D’autres éléments psychologiques offrent aussi des pistes : la capitale l’attire sans qu’il la connaisse très bien
(« dont il ne savait pas les noms »/ « se dédommageait de ne pouvoir séjourner ») et sa province l’ennuie
(« languir » indique ce thème). Son « dernier coup d’œil » et son « grand soupir » montrent cet état d’esprit ainsi
que le choix de la « route la plus longue » pour faire durer le voyage.
On peut imaginer que le contraste entre la province et Paris sera important dans son histoire, que des désirs
ambitieux et mondains le traversent vaguement.
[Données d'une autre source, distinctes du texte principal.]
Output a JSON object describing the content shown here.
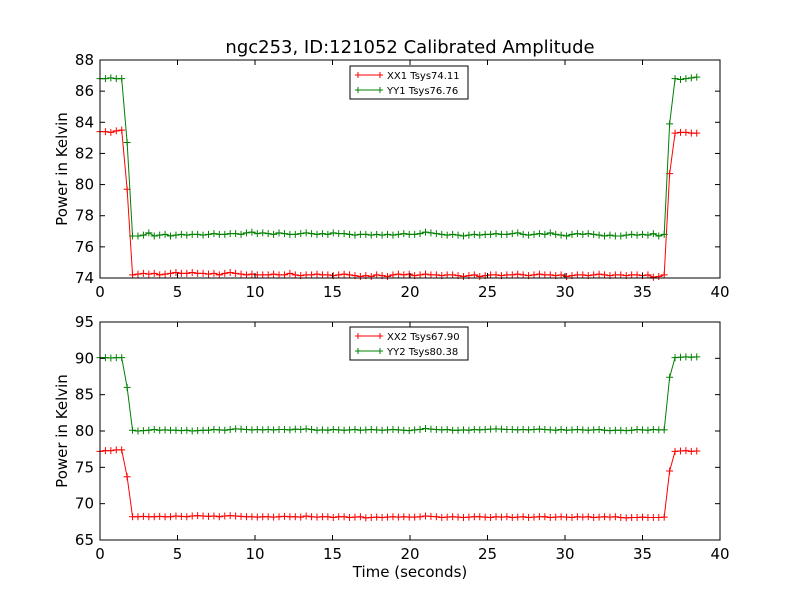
{
  "figure": {
    "title": "ngc253, ID:121052 Calibrated Amplitude"
  },
  "chart_data": [
    {
      "type": "line",
      "title": "ngc253, ID:121052 Calibrated Amplitude",
      "xlabel": "",
      "ylabel": "Power in Kelvin",
      "xlim": [
        0,
        40
      ],
      "ylim": [
        74,
        88
      ],
      "xticks": [
        0,
        5,
        10,
        15,
        20,
        25,
        30,
        35,
        40
      ],
      "yticks": [
        74,
        76,
        78,
        80,
        82,
        84,
        86,
        88
      ],
      "grid": false,
      "legend_position": "top-center",
      "x": [
        0.0,
        0.35,
        0.7,
        1.05,
        1.4,
        1.75,
        2.1,
        2.45,
        2.8,
        3.15,
        3.5,
        3.85,
        4.2,
        4.55,
        4.9,
        5.25,
        5.6,
        5.95,
        6.3,
        6.65,
        7.0,
        7.35,
        7.7,
        8.05,
        8.4,
        8.75,
        9.1,
        9.45,
        9.8,
        10.15,
        10.5,
        10.85,
        11.2,
        11.55,
        11.9,
        12.25,
        12.6,
        12.95,
        13.3,
        13.65,
        14.0,
        14.35,
        14.7,
        15.05,
        15.4,
        15.75,
        16.1,
        16.45,
        16.8,
        17.15,
        17.5,
        17.85,
        18.2,
        18.55,
        18.9,
        19.25,
        19.6,
        19.95,
        20.3,
        20.65,
        21.0,
        21.35,
        21.7,
        22.05,
        22.4,
        22.75,
        23.1,
        23.45,
        23.8,
        24.15,
        24.5,
        24.85,
        25.2,
        25.55,
        25.9,
        26.25,
        26.6,
        26.95,
        27.3,
        27.65,
        28.0,
        28.35,
        28.7,
        29.05,
        29.4,
        29.75,
        30.1,
        30.45,
        30.8,
        31.15,
        31.5,
        31.85,
        32.2,
        32.55,
        32.9,
        33.25,
        33.6,
        33.95,
        34.3,
        34.65,
        35.0,
        35.35,
        35.7,
        36.05,
        36.4,
        36.75,
        37.1,
        37.45,
        37.8,
        38.15,
        38.5
      ],
      "series": [
        {
          "name": "XX1 Tsys74.11",
          "color": "#ff0000",
          "values": [
            83.4,
            83.4,
            83.35,
            83.45,
            83.5,
            79.7,
            74.2,
            74.25,
            74.3,
            74.25,
            74.3,
            74.2,
            74.25,
            74.3,
            74.35,
            74.3,
            74.3,
            74.35,
            74.3,
            74.3,
            74.25,
            74.3,
            74.2,
            74.3,
            74.35,
            74.3,
            74.25,
            74.2,
            74.25,
            74.2,
            74.2,
            74.2,
            74.25,
            74.2,
            74.2,
            74.3,
            74.2,
            74.15,
            74.2,
            74.2,
            74.25,
            74.2,
            74.2,
            74.15,
            74.2,
            74.25,
            74.2,
            74.15,
            74.1,
            74.15,
            74.1,
            74.2,
            74.15,
            74.1,
            74.2,
            74.25,
            74.2,
            74.25,
            74.15,
            74.2,
            74.25,
            74.2,
            74.2,
            74.15,
            74.2,
            74.2,
            74.15,
            74.1,
            74.15,
            74.2,
            74.1,
            74.15,
            74.2,
            74.2,
            74.15,
            74.2,
            74.2,
            74.25,
            74.2,
            74.15,
            74.2,
            74.25,
            74.2,
            74.2,
            74.15,
            74.2,
            74.1,
            74.15,
            74.2,
            74.2,
            74.15,
            74.2,
            74.25,
            74.2,
            74.15,
            74.2,
            74.2,
            74.15,
            74.2,
            74.2,
            74.15,
            74.2,
            74.05,
            74.1,
            74.2,
            80.7,
            83.3,
            83.35,
            83.35,
            83.3,
            83.3
          ]
        },
        {
          "name": "YY1 Tsys76.76",
          "color": "#008000",
          "values": [
            86.8,
            86.8,
            86.85,
            86.8,
            86.8,
            82.7,
            76.7,
            76.7,
            76.75,
            76.9,
            76.7,
            76.75,
            76.8,
            76.7,
            76.75,
            76.8,
            76.75,
            76.8,
            76.8,
            76.75,
            76.8,
            76.85,
            76.8,
            76.8,
            76.85,
            76.85,
            76.8,
            76.9,
            76.95,
            76.85,
            76.9,
            76.85,
            76.8,
            76.9,
            76.85,
            76.8,
            76.8,
            76.85,
            76.9,
            76.85,
            76.8,
            76.85,
            76.8,
            76.9,
            76.85,
            76.85,
            76.8,
            76.75,
            76.8,
            76.8,
            76.75,
            76.8,
            76.75,
            76.8,
            76.75,
            76.8,
            76.85,
            76.8,
            76.8,
            76.85,
            76.95,
            76.9,
            76.85,
            76.8,
            76.75,
            76.8,
            76.75,
            76.7,
            76.75,
            76.8,
            76.75,
            76.8,
            76.8,
            76.85,
            76.8,
            76.8,
            76.85,
            76.9,
            76.8,
            76.75,
            76.8,
            76.85,
            76.8,
            76.9,
            76.8,
            76.75,
            76.7,
            76.8,
            76.85,
            76.8,
            76.85,
            76.8,
            76.75,
            76.7,
            76.75,
            76.7,
            76.7,
            76.75,
            76.8,
            76.75,
            76.8,
            76.75,
            76.85,
            76.7,
            76.8,
            83.9,
            86.8,
            86.75,
            86.8,
            86.85,
            86.9
          ]
        }
      ]
    },
    {
      "type": "line",
      "title": "",
      "xlabel": "Time (seconds)",
      "ylabel": "Power in Kelvin",
      "xlim": [
        0,
        40
      ],
      "ylim": [
        65,
        95
      ],
      "xticks": [
        0,
        5,
        10,
        15,
        20,
        25,
        30,
        35,
        40
      ],
      "yticks": [
        65,
        70,
        75,
        80,
        85,
        90,
        95
      ],
      "grid": false,
      "legend_position": "top-center",
      "x": [
        0.0,
        0.35,
        0.7,
        1.05,
        1.4,
        1.75,
        2.1,
        2.45,
        2.8,
        3.15,
        3.5,
        3.85,
        4.2,
        4.55,
        4.9,
        5.25,
        5.6,
        5.95,
        6.3,
        6.65,
        7.0,
        7.35,
        7.7,
        8.05,
        8.4,
        8.75,
        9.1,
        9.45,
        9.8,
        10.15,
        10.5,
        10.85,
        11.2,
        11.55,
        11.9,
        12.25,
        12.6,
        12.95,
        13.3,
        13.65,
        14.0,
        14.35,
        14.7,
        15.05,
        15.4,
        15.75,
        16.1,
        16.45,
        16.8,
        17.15,
        17.5,
        17.85,
        18.2,
        18.55,
        18.9,
        19.25,
        19.6,
        19.95,
        20.3,
        20.65,
        21.0,
        21.35,
        21.7,
        22.05,
        22.4,
        22.75,
        23.1,
        23.45,
        23.8,
        24.15,
        24.5,
        24.85,
        25.2,
        25.55,
        25.9,
        26.25,
        26.6,
        26.95,
        27.3,
        27.65,
        28.0,
        28.35,
        28.7,
        29.05,
        29.4,
        29.75,
        30.1,
        30.45,
        30.8,
        31.15,
        31.5,
        31.85,
        32.2,
        32.55,
        32.9,
        33.25,
        33.6,
        33.95,
        34.3,
        34.65,
        35.0,
        35.35,
        35.7,
        36.05,
        36.4,
        36.75,
        37.1,
        37.45,
        37.8,
        38.15,
        38.5
      ],
      "series": [
        {
          "name": "XX2 Tsys67.90",
          "color": "#ff0000",
          "values": [
            77.2,
            77.3,
            77.3,
            77.4,
            77.4,
            73.7,
            68.2,
            68.2,
            68.25,
            68.2,
            68.2,
            68.25,
            68.2,
            68.2,
            68.3,
            68.25,
            68.2,
            68.3,
            68.35,
            68.3,
            68.25,
            68.3,
            68.2,
            68.3,
            68.35,
            68.3,
            68.25,
            68.2,
            68.2,
            68.15,
            68.2,
            68.2,
            68.15,
            68.2,
            68.25,
            68.2,
            68.2,
            68.15,
            68.3,
            68.2,
            68.15,
            68.2,
            68.2,
            68.1,
            68.2,
            68.2,
            68.1,
            68.15,
            68.2,
            68.05,
            68.1,
            68.15,
            68.1,
            68.15,
            68.2,
            68.15,
            68.2,
            68.15,
            68.15,
            68.2,
            68.3,
            68.25,
            68.2,
            68.1,
            68.15,
            68.2,
            68.15,
            68.1,
            68.15,
            68.2,
            68.2,
            68.15,
            68.1,
            68.2,
            68.15,
            68.2,
            68.1,
            68.15,
            68.2,
            68.1,
            68.15,
            68.2,
            68.2,
            68.1,
            68.15,
            68.2,
            68.15,
            68.1,
            68.2,
            68.15,
            68.2,
            68.1,
            68.15,
            68.2,
            68.15,
            68.2,
            68.1,
            68.05,
            68.1,
            68.1,
            68.15,
            68.1,
            68.1,
            68.1,
            68.15,
            74.5,
            77.2,
            77.25,
            77.3,
            77.2,
            77.25
          ]
        },
        {
          "name": "YY2 Tsys80.38",
          "color": "#008000",
          "values": [
            90.1,
            90.1,
            90.05,
            90.1,
            90.1,
            86.0,
            80.1,
            80.0,
            80.05,
            80.1,
            80.2,
            80.1,
            80.15,
            80.1,
            80.1,
            80.05,
            80.1,
            80.0,
            80.05,
            80.1,
            80.1,
            80.2,
            80.15,
            80.1,
            80.2,
            80.3,
            80.25,
            80.2,
            80.15,
            80.2,
            80.15,
            80.2,
            80.15,
            80.2,
            80.2,
            80.15,
            80.25,
            80.2,
            80.3,
            80.2,
            80.1,
            80.15,
            80.1,
            80.2,
            80.15,
            80.1,
            80.15,
            80.2,
            80.1,
            80.15,
            80.2,
            80.15,
            80.1,
            80.15,
            80.2,
            80.15,
            80.1,
            80.05,
            80.15,
            80.2,
            80.35,
            80.25,
            80.2,
            80.15,
            80.2,
            80.1,
            80.1,
            80.15,
            80.1,
            80.2,
            80.15,
            80.2,
            80.25,
            80.3,
            80.25,
            80.2,
            80.2,
            80.15,
            80.2,
            80.15,
            80.2,
            80.25,
            80.2,
            80.15,
            80.1,
            80.2,
            80.1,
            80.15,
            80.2,
            80.15,
            80.1,
            80.15,
            80.2,
            80.1,
            80.05,
            80.1,
            80.1,
            80.05,
            80.1,
            80.2,
            80.15,
            80.1,
            80.2,
            80.15,
            80.15,
            87.4,
            90.1,
            90.15,
            90.2,
            90.15,
            90.2
          ]
        }
      ]
    }
  ]
}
Cela dit, il se laisse tout de même porter par ses obligations et ne
semble pas du tout au désespoir : un personnage aux émotions moyennes, donc, sans héroïsme particulier. C’est
ici que le sens du titre peut nous servir : « Education sentimentale » annonce une formation, un apprentissage,
celle de la personnalité et des relations amicales ou amoureuses. On sent bien que F.Moreau est dans l’attente
d’un destin : il n’a encore rien accompli d’exceptionnel, et ses projets sont ordinaires. On peut se demander ce
qui va surgir en province ou à Paris dans deux mois pour modifier la dimension du personnage et de l’histoire.